Il est toujours agréable d’être le sujet d’un article, surtout lorsque l’on dit du bien de moi.

A la réserve du mot « quille » dont chacun sait que je le considère irrespectueux et qu’en conséquence je n’utilise jamais, merci au journaliste, Thibaut Danancher, d’avoir écrit élégamment cet article décrivant ma passion.

Je regrette que la valorisation de ma cave, surréaliste dans son ampleur, fausse dans l’esprit, occulte le reste du message qui est très positif.
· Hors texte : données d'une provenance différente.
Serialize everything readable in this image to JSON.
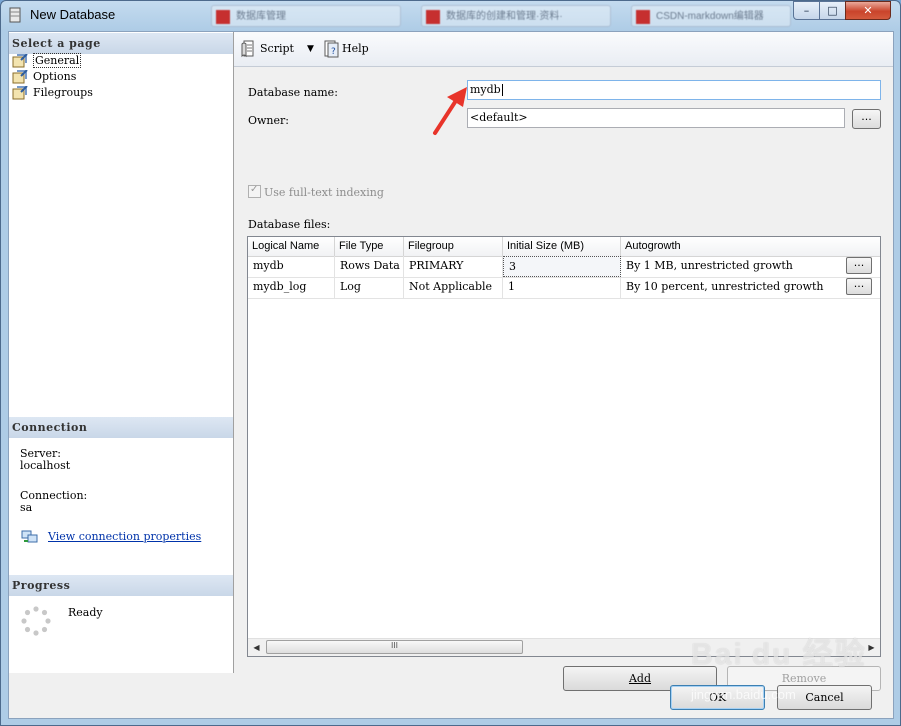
{
  "window": {
    "title": "New Database",
    "background_tabs": [
      "数据库管理",
      "数据库的创建和管理·资料·",
      "CSDN-markdown编辑器"
    ],
    "controls": {
      "minimize": "–",
      "maximize": "□",
      "close": "✕"
    }
  },
  "sidebar": {
    "select_page_heading": "Select a page",
    "pages": [
      {
        "label": "General",
        "selected": true
      },
      {
        "label": "Options",
        "selected": false
      },
      {
        "label": "Filegroups",
        "selected": false
      }
    ],
    "connection_heading": "Connection",
    "server_label": "Server:",
    "server_value": "localhost",
    "connection_label": "Connection:",
    "connection_value": "sa",
    "view_connection_link": "View connection properties",
    "progress_heading": "Progress",
    "progress_status": "Ready"
  },
  "toolbar": {
    "script_label": "Script",
    "help_label": "Help"
  },
  "form": {
    "database_name_label": "Database name:",
    "database_name_value": "mydb",
    "owner_label": "Owner:",
    "owner_value": "<default>",
    "browse_label": "...",
    "fulltext_label": "Use full-text indexing",
    "fulltext_checked": true,
    "fulltext_enabled": false,
    "database_files_label": "Database files:"
  },
  "files_table": {
    "columns": [
      "Logical Name",
      "File Type",
      "Filegroup",
      "Initial Size (MB)",
      "Autogrowth"
    ],
    "rows": [
      [
        "mydb",
        "Rows Data",
        "PRIMARY",
        "3",
        "By 1 MB, unrestricted growth"
      ],
      [
        "mydb_log",
        "Log",
        "Not Applicable",
        "1",
        "By 10 percent, unrestricted growth"
      ]
    ],
    "row_button_label": "...",
    "scroll_thumb_grip": "III"
  },
  "buttons": {
    "add": "Add",
    "remove": "Remove",
    "ok": "OK",
    "cancel": "Cancel"
  },
  "watermark": {
    "brand": "Bai du 经验",
    "url": "jingyan.baidu.com"
  },
  "colors": {
    "accent_arrow": "#e8342a",
    "link": "#0033aa",
    "section_header": "#c9d7e8"
  }
}
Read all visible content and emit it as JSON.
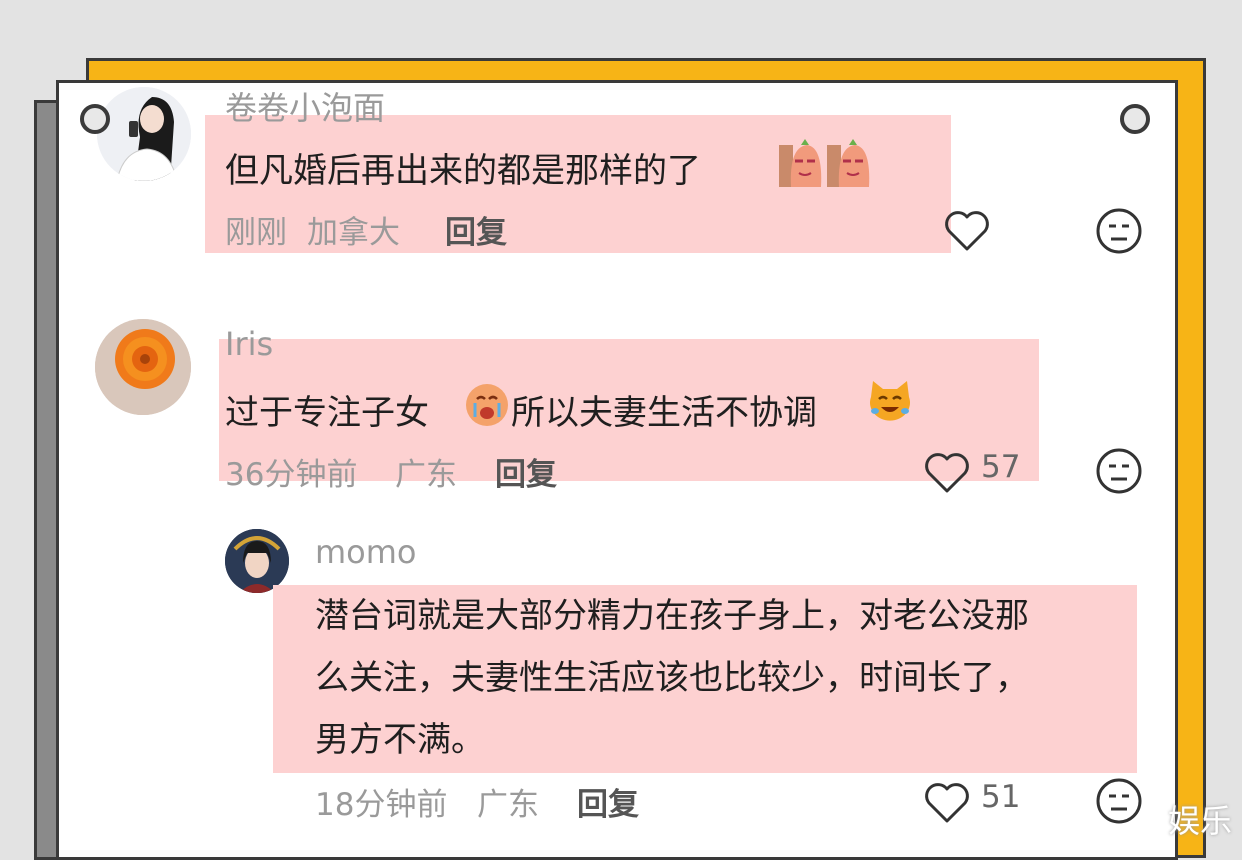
{
  "comments": [
    {
      "username": "卷卷小泡面",
      "text": "但凡婚后再出来的都是那样的了",
      "time": "刚刚",
      "location": "加拿大",
      "reply": "回复",
      "likes": ""
    },
    {
      "username": "Iris",
      "text_a": "过于专注子女",
      "text_b": "所以夫妻生活不协调",
      "time": "36分钟前",
      "location": "广东",
      "reply": "回复",
      "likes": "57"
    },
    {
      "username": "momo",
      "lines": [
        "潜台词就是大部分精力在孩子身上，对老公没那",
        "么关注，夫妻性生活应该也比较少，时间长了，",
        "男方不满。"
      ],
      "time": "18分钟前",
      "location": "广东",
      "reply": "回复",
      "likes": "51"
    }
  ],
  "watermark": "娱乐",
  "colors": {
    "highlight": "#fdd1d1",
    "frame_yellow": "#f7b416",
    "frame_gray": "#8a8a8a",
    "border": "#3a3a3a"
  }
}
Tous mes vins sont faits pour être bus. c’est leur seule motivation et ma seule philosophie. Les seuls vins que j’ai revendus l’ont été lors de mes dîners, mais ces vins sont bus au moment où ils sont vendus. Ils ne peuvent donc en aucun cas se retrouver par la suite dans la spéculation. Avec quelques autres  collectionneurs amoureux je fais partie de ceux qui n’alimentent jamais la spéculation par des reventes sur le marché. Evaluer une cave qui a pour seule vocation d’être bue est donc un exercice qui ne me convient pas.

Merci Thibaut Danancher, merci Le Point, de contribuer ainsi à propager l’idée que les vins anciens méritent d’être bus et partagés dans des dîners gastronomiques.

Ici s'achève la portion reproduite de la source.